Our nervous system can only process so much information at any given time. When you start crafting, everything else that’s going on around you becomes temporarily suspended. “He doesn’t have enough attention left over to monitor how his body feels, or his problems at home. He can’t feel if he’s hungry or tired. His body disappears.” he said.
Not only does crafting act as a meditation, but it can also help your body heal.

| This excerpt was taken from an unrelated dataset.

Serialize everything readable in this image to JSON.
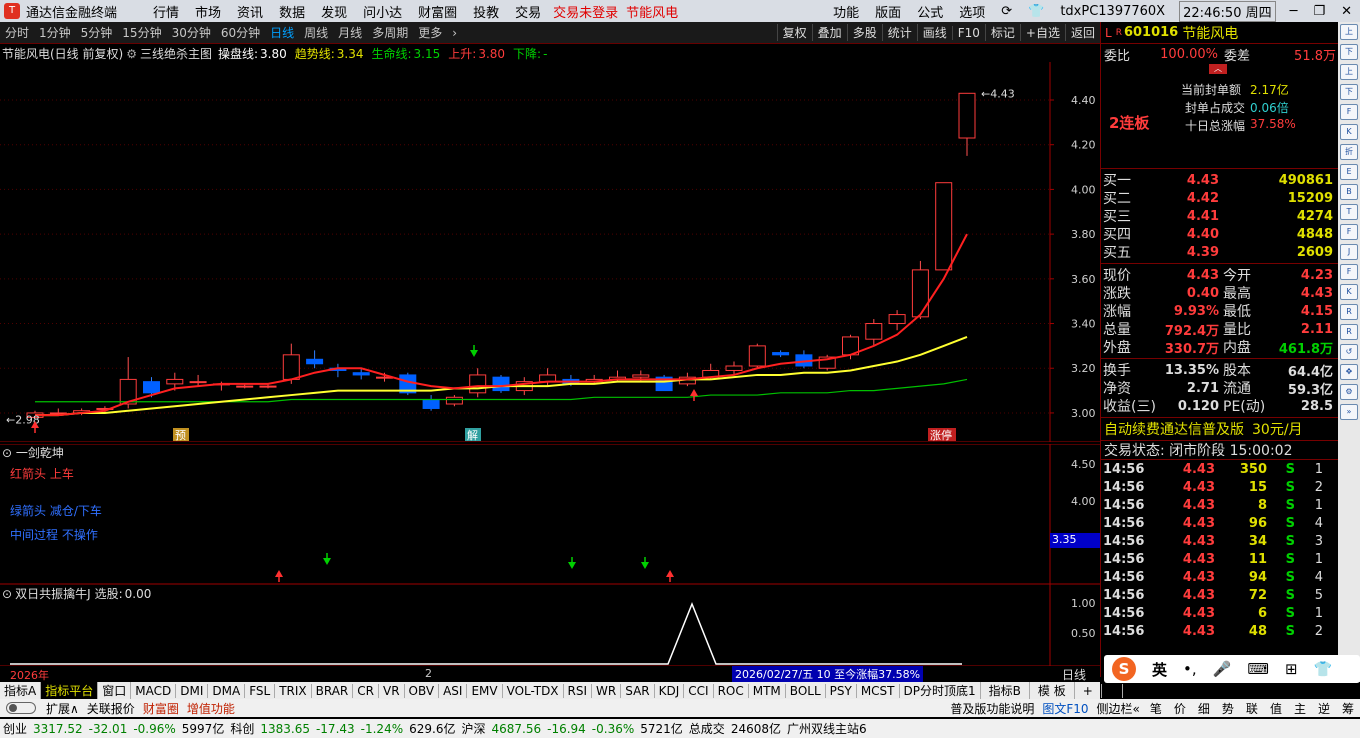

I won’t get into all of the details but if you’d like to learn more about the benefits of crafting (achieving a state of flow), check out this article from CNN (link here) and this one from the University of Arkansas (link here).
So why did I spend the last two hours putting this together? I spend a lot of time in the Dreaming Tree group on Facebook and I’ve often wondered, do our Dreamers realize how much good they’re doing for themselves? Often times I see comments like; “it’s not perfect”, “I’m scared to try this”, “not sure I have time”, “this looks difficult” and things of that nature. Don’t worry about perfection, don’t be scared, find the time, be positive and confident! Most importantly, lose yourself in the process and enjoy it. It’s a great recipe for health and happiness.